Let us for the moment grant arguendo that Saunar's competence as a lawyer is beyond question. Under the circumstances described by the prosecution however, he could not have been the independent counsel solemnly spoken of by our Constitution. He was an applicant for a position in the NBI and therefore it can never be said that his loyalty was to the confessants. In fact, he was actually employed by the NBI a few months after. As regards appellant Januario, Saunar might have really been around to properly apprise appellant of his constitutional right as reflected in the written sworn statement itself.

However, the same cannot be said about appellant Canape. Clearly, he was not properly informed of his constitutional rights. Perfunctorily informing a confessant of his constitutional rights, asking him if he wants to avail of the services of counsel and telling him that he could ask for counsel if he so desires or that one could be provided him at his request, are simply not in compliance with the constitutional mandate. In this case, appellant Canape was merely told of his constitutional rights and posthaste, asked whether he was willing to confess. His affirmative answer may not, by any means, be interpreted as a waiver of his right to counsel of his own choice.

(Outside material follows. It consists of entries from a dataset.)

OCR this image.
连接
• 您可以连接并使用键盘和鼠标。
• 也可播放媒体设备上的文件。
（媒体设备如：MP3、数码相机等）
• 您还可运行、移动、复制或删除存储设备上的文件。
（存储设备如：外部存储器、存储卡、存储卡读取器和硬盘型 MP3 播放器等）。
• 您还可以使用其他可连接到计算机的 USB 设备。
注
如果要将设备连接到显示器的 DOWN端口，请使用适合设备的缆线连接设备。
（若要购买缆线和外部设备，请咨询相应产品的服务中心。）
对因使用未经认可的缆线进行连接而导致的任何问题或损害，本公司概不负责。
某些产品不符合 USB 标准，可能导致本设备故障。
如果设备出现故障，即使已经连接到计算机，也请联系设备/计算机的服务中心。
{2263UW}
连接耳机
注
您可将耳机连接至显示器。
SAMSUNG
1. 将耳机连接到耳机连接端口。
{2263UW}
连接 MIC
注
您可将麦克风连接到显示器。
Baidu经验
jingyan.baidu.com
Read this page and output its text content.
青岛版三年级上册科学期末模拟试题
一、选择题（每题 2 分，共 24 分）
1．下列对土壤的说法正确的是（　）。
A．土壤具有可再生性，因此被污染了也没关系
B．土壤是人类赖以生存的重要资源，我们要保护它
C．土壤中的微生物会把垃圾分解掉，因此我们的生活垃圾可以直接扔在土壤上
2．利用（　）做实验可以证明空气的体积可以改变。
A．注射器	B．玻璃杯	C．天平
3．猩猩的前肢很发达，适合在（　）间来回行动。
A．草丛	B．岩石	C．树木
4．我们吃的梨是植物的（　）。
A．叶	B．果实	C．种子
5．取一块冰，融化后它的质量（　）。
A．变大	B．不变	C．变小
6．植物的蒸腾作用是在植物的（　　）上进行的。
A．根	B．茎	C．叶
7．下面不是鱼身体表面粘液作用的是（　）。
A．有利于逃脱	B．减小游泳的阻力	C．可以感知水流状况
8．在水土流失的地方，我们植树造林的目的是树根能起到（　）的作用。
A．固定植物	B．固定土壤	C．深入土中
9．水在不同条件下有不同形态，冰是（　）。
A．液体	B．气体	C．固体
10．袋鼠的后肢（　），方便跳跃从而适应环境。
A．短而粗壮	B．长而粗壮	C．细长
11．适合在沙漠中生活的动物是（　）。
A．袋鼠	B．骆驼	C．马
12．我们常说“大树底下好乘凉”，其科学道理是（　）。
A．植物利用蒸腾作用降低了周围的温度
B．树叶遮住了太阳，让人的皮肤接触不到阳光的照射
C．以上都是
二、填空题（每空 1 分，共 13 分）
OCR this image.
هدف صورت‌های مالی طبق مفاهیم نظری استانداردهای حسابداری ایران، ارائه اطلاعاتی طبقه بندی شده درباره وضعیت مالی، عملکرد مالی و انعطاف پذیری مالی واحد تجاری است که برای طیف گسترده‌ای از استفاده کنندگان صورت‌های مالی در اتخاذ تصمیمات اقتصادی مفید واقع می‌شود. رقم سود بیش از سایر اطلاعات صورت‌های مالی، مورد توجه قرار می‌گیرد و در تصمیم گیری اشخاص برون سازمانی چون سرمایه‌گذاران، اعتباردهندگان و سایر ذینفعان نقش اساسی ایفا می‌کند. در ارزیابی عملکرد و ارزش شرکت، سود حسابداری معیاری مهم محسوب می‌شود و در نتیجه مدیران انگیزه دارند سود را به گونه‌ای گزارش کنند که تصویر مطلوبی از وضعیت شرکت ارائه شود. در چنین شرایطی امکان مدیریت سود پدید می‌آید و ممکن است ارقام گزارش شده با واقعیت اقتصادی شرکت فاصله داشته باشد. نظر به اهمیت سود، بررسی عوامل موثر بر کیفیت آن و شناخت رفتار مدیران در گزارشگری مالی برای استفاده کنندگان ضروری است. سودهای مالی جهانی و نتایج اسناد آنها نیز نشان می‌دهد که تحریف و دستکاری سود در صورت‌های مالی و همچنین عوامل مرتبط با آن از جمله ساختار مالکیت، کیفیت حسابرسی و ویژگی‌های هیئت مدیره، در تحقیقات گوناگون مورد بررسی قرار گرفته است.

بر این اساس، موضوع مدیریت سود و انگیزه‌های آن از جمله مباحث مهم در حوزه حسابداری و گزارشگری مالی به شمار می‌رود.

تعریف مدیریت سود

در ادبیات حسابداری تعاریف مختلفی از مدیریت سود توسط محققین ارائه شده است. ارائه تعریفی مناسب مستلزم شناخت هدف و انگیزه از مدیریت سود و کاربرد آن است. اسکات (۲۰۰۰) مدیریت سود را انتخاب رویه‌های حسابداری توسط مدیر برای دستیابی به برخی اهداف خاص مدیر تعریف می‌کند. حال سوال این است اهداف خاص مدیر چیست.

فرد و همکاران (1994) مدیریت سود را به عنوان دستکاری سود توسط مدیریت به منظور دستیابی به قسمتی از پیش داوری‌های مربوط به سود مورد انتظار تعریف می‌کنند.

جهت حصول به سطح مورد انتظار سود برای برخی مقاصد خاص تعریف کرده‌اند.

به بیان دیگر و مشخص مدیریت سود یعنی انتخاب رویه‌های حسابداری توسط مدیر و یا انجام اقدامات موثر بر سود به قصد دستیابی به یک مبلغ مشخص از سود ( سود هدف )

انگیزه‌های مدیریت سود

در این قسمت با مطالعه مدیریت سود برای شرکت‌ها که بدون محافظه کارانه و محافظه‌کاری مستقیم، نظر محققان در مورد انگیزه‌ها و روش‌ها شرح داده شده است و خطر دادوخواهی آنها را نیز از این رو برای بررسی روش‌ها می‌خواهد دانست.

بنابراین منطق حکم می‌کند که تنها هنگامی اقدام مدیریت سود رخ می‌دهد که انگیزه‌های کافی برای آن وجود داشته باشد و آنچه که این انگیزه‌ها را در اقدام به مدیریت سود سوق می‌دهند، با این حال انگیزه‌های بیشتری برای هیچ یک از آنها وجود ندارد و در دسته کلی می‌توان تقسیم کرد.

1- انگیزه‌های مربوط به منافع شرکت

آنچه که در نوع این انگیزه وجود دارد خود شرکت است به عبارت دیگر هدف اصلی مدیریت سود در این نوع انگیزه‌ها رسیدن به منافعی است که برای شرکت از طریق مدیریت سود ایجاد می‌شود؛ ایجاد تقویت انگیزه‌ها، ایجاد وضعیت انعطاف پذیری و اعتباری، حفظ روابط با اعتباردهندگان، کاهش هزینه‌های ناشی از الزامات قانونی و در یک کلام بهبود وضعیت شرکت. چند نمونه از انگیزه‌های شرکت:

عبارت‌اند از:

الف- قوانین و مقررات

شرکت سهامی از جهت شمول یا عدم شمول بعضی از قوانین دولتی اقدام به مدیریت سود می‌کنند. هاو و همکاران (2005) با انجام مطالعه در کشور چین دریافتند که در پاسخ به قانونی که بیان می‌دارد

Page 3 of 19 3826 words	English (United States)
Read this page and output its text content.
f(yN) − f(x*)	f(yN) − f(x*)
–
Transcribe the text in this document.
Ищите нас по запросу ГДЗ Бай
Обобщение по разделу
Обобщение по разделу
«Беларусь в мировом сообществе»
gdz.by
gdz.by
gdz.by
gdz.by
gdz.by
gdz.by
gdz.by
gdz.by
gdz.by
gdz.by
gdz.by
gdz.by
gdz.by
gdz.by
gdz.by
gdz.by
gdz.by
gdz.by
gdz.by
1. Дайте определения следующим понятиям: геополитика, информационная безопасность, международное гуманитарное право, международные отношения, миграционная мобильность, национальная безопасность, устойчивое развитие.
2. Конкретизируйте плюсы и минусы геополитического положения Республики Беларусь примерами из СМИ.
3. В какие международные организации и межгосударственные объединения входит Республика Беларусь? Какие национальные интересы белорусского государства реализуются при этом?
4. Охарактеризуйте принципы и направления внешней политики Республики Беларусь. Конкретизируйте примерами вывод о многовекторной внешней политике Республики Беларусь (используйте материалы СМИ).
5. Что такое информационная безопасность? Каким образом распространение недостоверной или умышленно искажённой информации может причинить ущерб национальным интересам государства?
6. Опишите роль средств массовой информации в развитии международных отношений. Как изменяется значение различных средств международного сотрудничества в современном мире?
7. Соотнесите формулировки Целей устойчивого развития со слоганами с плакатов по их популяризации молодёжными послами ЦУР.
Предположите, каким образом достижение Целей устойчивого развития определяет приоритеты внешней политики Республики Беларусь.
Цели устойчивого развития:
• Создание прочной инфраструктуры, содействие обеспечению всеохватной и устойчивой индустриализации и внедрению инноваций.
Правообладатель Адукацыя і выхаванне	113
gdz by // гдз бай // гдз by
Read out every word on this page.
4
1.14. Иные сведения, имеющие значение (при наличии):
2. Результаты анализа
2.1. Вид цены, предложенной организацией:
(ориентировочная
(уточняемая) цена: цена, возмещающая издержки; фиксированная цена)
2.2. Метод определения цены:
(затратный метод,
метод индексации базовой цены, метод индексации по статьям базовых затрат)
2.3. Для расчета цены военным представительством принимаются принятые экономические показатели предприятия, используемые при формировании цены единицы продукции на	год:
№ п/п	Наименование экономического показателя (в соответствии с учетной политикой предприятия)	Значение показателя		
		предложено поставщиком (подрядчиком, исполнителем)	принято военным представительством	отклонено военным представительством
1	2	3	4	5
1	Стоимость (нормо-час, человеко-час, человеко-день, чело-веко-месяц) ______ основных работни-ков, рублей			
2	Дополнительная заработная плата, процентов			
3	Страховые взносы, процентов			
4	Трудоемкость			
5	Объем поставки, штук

Appellant Canape's sworn statement, which reads and sounds so lifeless on paper, fails to reflect compliance with this requirement. Neither does the aforequoted testimony of NBI Agent Toribio. Bearing in mind that appellant Canape reached only the fifth grade, the NBI agents should have exerted more effort in explaining to him his constitutional rights.

Moreover, there is enough reason to doubt whether appellant Canape was in fact and in truth assisted by counsel .Atty. Saunar affirmed on the witness stand that he assisted appellants on March 28, 1988. However, the sworn statement itself reveals that it was taken on March 27, 1988.No satisfactory explanation was made by the prosecution on this discrepancy. All that Agent Vela stated was that they conducted an oral investigation in Naga City on March 27, 1988 and that investigation at the NBI Manila head office was made in the afternoon of March 28, 1988.

It is therefore clear that prior to the execution of the sworn statements at the NBI head office, appellants had already made verbal admissions of complicity in the crime. Verbal admissions, however, should also be made with the assistance of counsel.

That appellants indeed admitted participation in the commission of the crime in Naga City is shown by the fact that the NBI agents brought them to Manila to facilitate apprehension of the other culprits who could be either in Cavite or Manila. Because their uncounselled oral admissions in Naga City resulted in the execution of their written confessions in Manila, the latter had become as constitutionally infirm as the former.